Why would they move the VRM sensor to a place that is going to report hot results? surely thats an engineer foobar?
Sapphire rule the AMD roost, because they always do a proper design – and they don’t make nvidia boards either.
I read this review as ASUS cut corners, and have a cooler which isn’t quite at the same level as their competitors. I love their motherboards, but wonder about some of their design decisions once they move to other products.
So the VRM temp sensor doesn’t actually reflect the VRM’s true temperature.
The Cooler itself doesn’t fully cover the gpu (3 of 5 pipes at best it looked like?)
And they are using poorer quality Elpida memory modules, which are well known to be a source of the black screen crashes on the 290 series cards, over the far more stable Hynix modules that sapphire/gigabyte/msi use?
And all of this comes at a serious price premium (£529.99 on ocuk atm vs £439.99 for the gigabyte and £449.99 for the msi versions, which both offer better hardware).
How is this an 8/10 card?

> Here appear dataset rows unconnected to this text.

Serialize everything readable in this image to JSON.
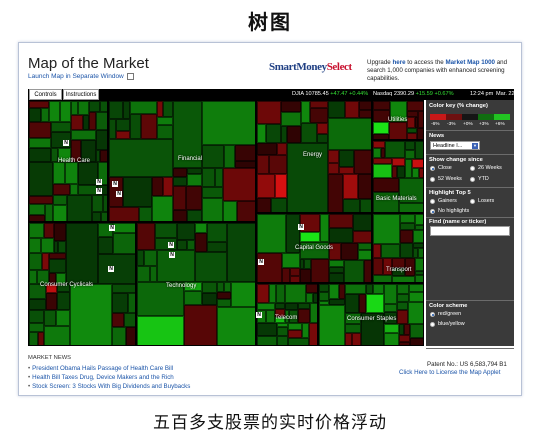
{
  "page_title": "树图",
  "caption": "五百多支股票的实时价格浮动",
  "app": {
    "title": "Map of the Market",
    "launch_link": "Launch Map in Separate Window",
    "logo_smart": "SmartMoney",
    "logo_select": "Select",
    "upgrade_pre": "Upgrade ",
    "upgrade_here": "here",
    "upgrade_mid": " to access the ",
    "upgrade_product": "Market Map 1000",
    "upgrade_post": " and search 1,000 companies with enhanced screening capabilities."
  },
  "tabs": [
    {
      "label": "Controls"
    },
    {
      "label": "Instructions"
    }
  ],
  "ticker": {
    "djia": "DJIA 10785.45",
    "djia_change": "+47.47 +0.44%",
    "nasdaq": "Nasdaq 2390.29",
    "nasdaq_change": "+15.59 +0.67%",
    "time": "12:24 pm",
    "date": "Mar. 22"
  },
  "map": {
    "sectors": [
      {
        "label": "Health Care"
      },
      {
        "label": "Financial"
      },
      {
        "label": "Energy"
      },
      {
        "label": "Utilities"
      },
      {
        "label": "Basic Materials"
      },
      {
        "label": "Capital Goods"
      },
      {
        "label": "Transport"
      },
      {
        "label": "Consumer Cyclicals"
      },
      {
        "label": "Technology"
      },
      {
        "label": "Telecom"
      },
      {
        "label": "Consumer Staples"
      }
    ],
    "news_badge": "N"
  },
  "panel": {
    "color_key_title": "Color key (% change)",
    "color_key_labels": [
      "-6%",
      "-3%",
      "+0%",
      "+3%",
      "+6%"
    ],
    "news_title": "News",
    "news_select_value": "Headline I...",
    "change_title": "Show change since",
    "change_options": [
      "Close",
      "26 Weeks",
      "52 Weeks",
      "YTD"
    ],
    "highlight_title": "Highlight Top 5",
    "highlight_options": [
      "Gainers",
      "Losers",
      "No highlights"
    ],
    "find_title": "Find (name or ticker)",
    "scheme_title": "Color scheme",
    "scheme_options": [
      "red/green",
      "blue/yellow"
    ]
  },
  "news": {
    "heading": "MARKET NEWS",
    "items": [
      "President Obama Hails Passage of Health Care Bill",
      "Health Bill Taxes Drug, Device Makers and the Rich",
      "Stock Screen: 3 Stocks With Big Dividends and Buybacks"
    ]
  },
  "footer": {
    "patent": "Patent No.: US 6,583,794 B1",
    "license_link": "Click Here to License the Map Applet"
  },
  "colors": {
    "dark_green": "#0f5410",
    "bright_green": "#22c322",
    "dark_red": "#5a0d0d",
    "bright_red": "#c81818",
    "panel_bg": "#3a3a3a"
  }
}
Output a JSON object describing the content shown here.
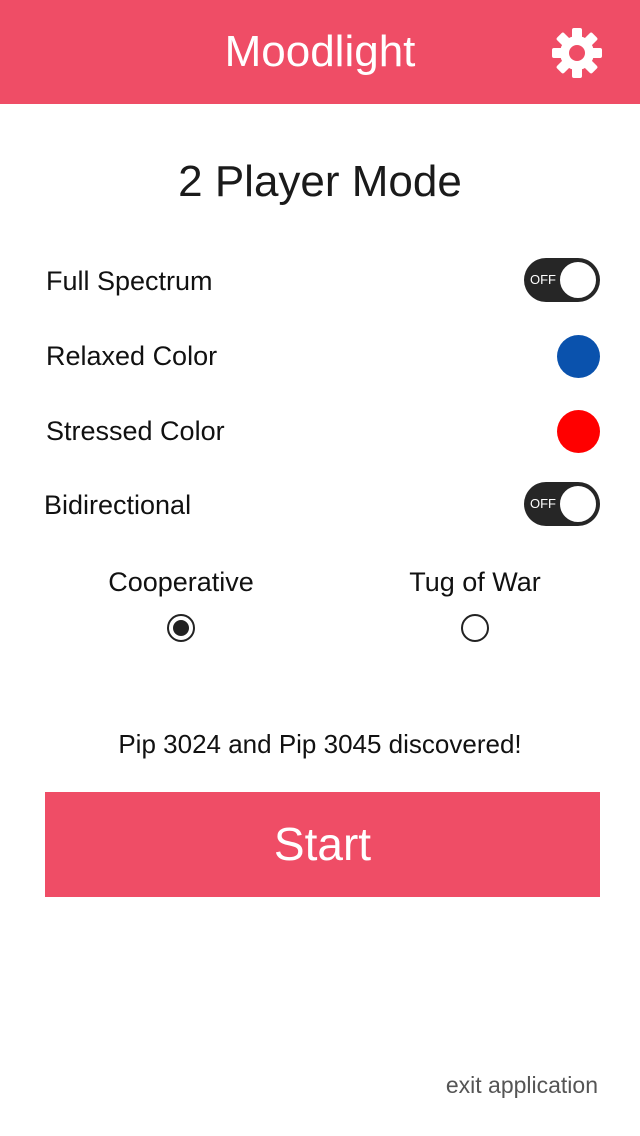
{
  "header": {
    "title": "Moodlight",
    "settings_icon": "gear-icon",
    "background_color": "#ef4d66"
  },
  "mode_title": "2 Player Mode",
  "settings": {
    "full_spectrum": {
      "label": "Full Spectrum",
      "toggle_state": "OFF"
    },
    "relaxed_color": {
      "label": "Relaxed Color",
      "color": "#0a52ad"
    },
    "stressed_color": {
      "label": "Stressed Color",
      "color": "#ff0000"
    },
    "bidirectional": {
      "label": "Bidirectional",
      "toggle_state": "OFF"
    }
  },
  "game_mode": {
    "options": [
      {
        "label": "Cooperative",
        "selected": true
      },
      {
        "label": "Tug of War",
        "selected": false
      }
    ]
  },
  "status": "Pip 3024  and Pip 3045 discovered!",
  "start_button": {
    "label": "Start",
    "color": "#ef4d66"
  },
  "exit_link": "exit application"
}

Closer to 4/10 surely given the poor decisions made and the price point compared to rival cards.
Not sure where you are getting the prices from, its £389.99 http://www.overclockers.co.uk/showproduct.php?prodid=GX-334-AS&groupid=701&catid=56&subcat=1752.
Unless you are looking at the 290x cards and getting mixed up.
My bad, you’re right there.
Nevertheless, the rest stands for all versions of the 290’s, and it still sits at a ~10% price premium vs other cards of its type, while still having the same hardware flaws. It’s just more pronounced with the X version.